Há, contudo, um contraponto às geleiras que se conformam causando enrijecimento nos movimentos e nas expressões da mulher que, por meio da palavra, revela-se. O fogo é símbolo metafísico para a composição de Marçal, pois é justamente ele que possibilita o Degelo. Ele está presente na obra como luz que irradia as sombras e afasta o olhar do gavião sobre a voz poética. É o que transforma a forma sólida da água em líquida, simbolizando o desejo expresso nos poemas e a manifestação do corpo de mulher que quer unir-se a outro corpo de mulher: “À mordida das minhas palavras, /sua mente se me abre como um fruto/ e a polpa se me funde, carne adentro” (113); “Tato de noite escancarada. /Nos dou ao olvido/assim, indistinguíveis.” É por entre essas chamas de fogo que a terceira parte da obra se faz abundante. Na sinestesia do tato e do paladar destacados, em conjunção aos demais sentidos, uma mulher percorre a carne de outra, sentindo-a em sua pele. O fogo, portanto, ocasiona o desejo e simboliza o sexo lésbico, a satisfação do desejo entre duas mulheres, o que, ressalto, coloca Marçal como poeta a frente do seu tempo, posto que a questão do corpo poetizada em Desglaç se traduz também como momento de inflexão na poesia feminina da Espanha.

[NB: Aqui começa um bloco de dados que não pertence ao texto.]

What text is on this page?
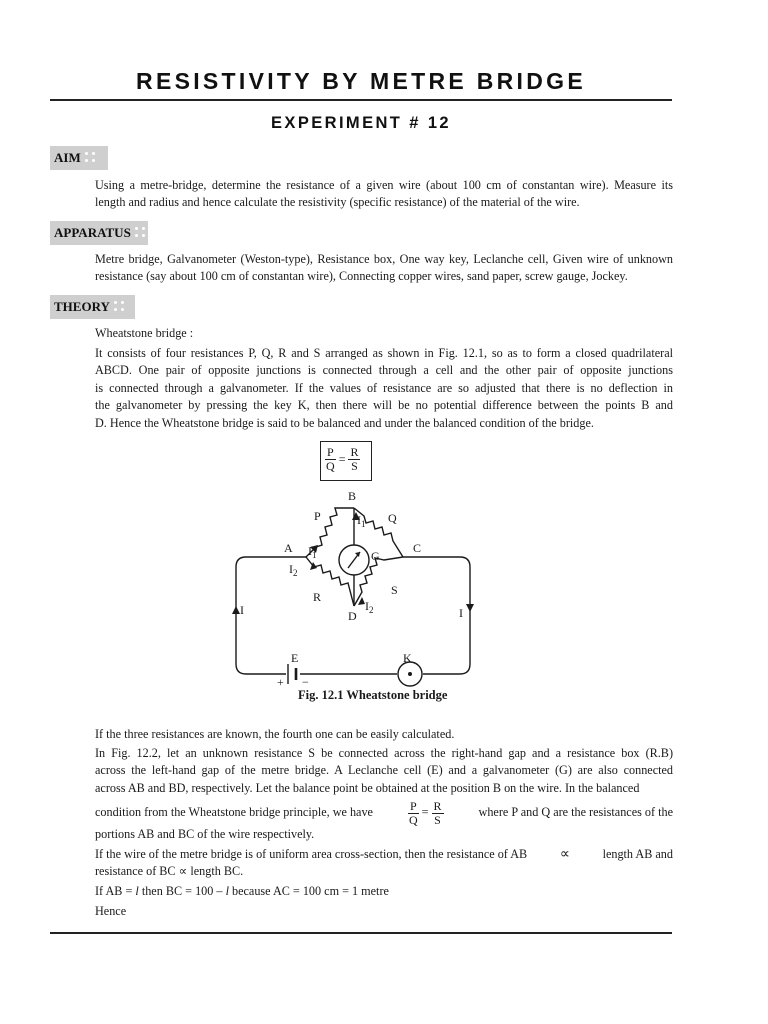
RESISTIVITY BY METRE BRIDGE
EXPERIMENT # 12
AIM
Using a metre-bridge, determine the resistance of a given wire (about 100 cm of constantan wire). Measure its
length and radius and hence calculate the resistivity (specific resistance) of the material of the wire.
APPARATUS
Metre bridge, Galvanometer (Weston-type), Resistance box, One way key, Leclanche cell, Given wire of unknown
resistance (say about 100 cm of constantan wire), Connecting copper wires, sand paper, screw gauge, Jockey.
THEORY
Wheatstone bridge :
It consists of four resistances P, Q, R and S arranged as shown in Fig. 12.1, so as to form a closed quadrilateral
ABCD. One pair of opposite junctions is connected through a cell and the other pair of opposite junctions
is connected through a galvanometer. If the values of resistance are so adjusted that there is no deflection in
the galvanometer by pressing the key K, then there will be no potential difference between the points B and
D. Hence the Wheatstone bridge is said to be balanced and under the balanced condition of the bridge.
$\frac{P}{Q} = \frac{R}{S}$
A
B
C
D
P	Q
R	S
G
E	K
+ −
I	I
$I_1$
$I_2$
$I_1$
$I_2$
Fig. 12.1 Wheatstone bridge
If the three resistances are known, the fourth one can be easily calculated.
In Fig. 12.2, let an unknown resistance S be connected across the right-hand gap and a resistance box (R.B)
across the left-hand gap of the metre bridge. A Leclanche cell (E) and a galvanometer (G) are also connected
across AB and BD, respectively. Let the balance point be obtained at the position B on the wire. In the balanced
condition from the Wheatstone bridge principle, we have	$\frac{P}{Q} = \frac{R}{S}$	where P and Q are the resistances of the
portions AB and BC of the wire respectively.
If the wire of the metre bridge is of uniform area cross-section, then the resistance of AB ∝	length AB and
resistance of BC ∝ length BC.
If AB = l then BC = 100 – l because AC = 100 cm = 1 metre
Hence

“Vencidas? Não, que acendem/a albada” (199). Estamos frente a um diálogo com a lírica tradicional, porém, há uma inversão significativa. No trovadorismo, a chegada da aurora trazia consigo a dor da separação dos amantes que passaram a noite juntos. Em Marçal a dor também existe, mas não porque uma relação heterossexual se desfaz: é o amor homossexual que lamenta o fim da união entre duas mulheres, a priori, vencidas pela separação. “Vencidas, não: feridas/na raiz e na casca” (195). “Vencidas, não. Desapossadas/da raiz” (197). O símbolo do fogo carrega consigo o amanhecer. Flameja suas chamas por meio dos versos de Maria-Mercè que iluminam o desejo da mulher, tornando-o autêntico e possível. E dissemina-se no engenho da tradução de Meritxtell e Beatriz que, na terceira parte da obra, explicitam na tradução do título em catalão, “De llum”, a forma como a mulher busca iluminar-se em meio às geleiras e às sombras, através da resistência: do “Contrabando de luz”.
REFERÊNCIAS BIBLIOGRÁFICAS
Marçal, Maria-Mercè. Desglaç / Degelo. Trad. Meritxell Hernando Marsal e Beatriz Regina Guimarães Barboza. Bragança Paulista: Urutau, 2019.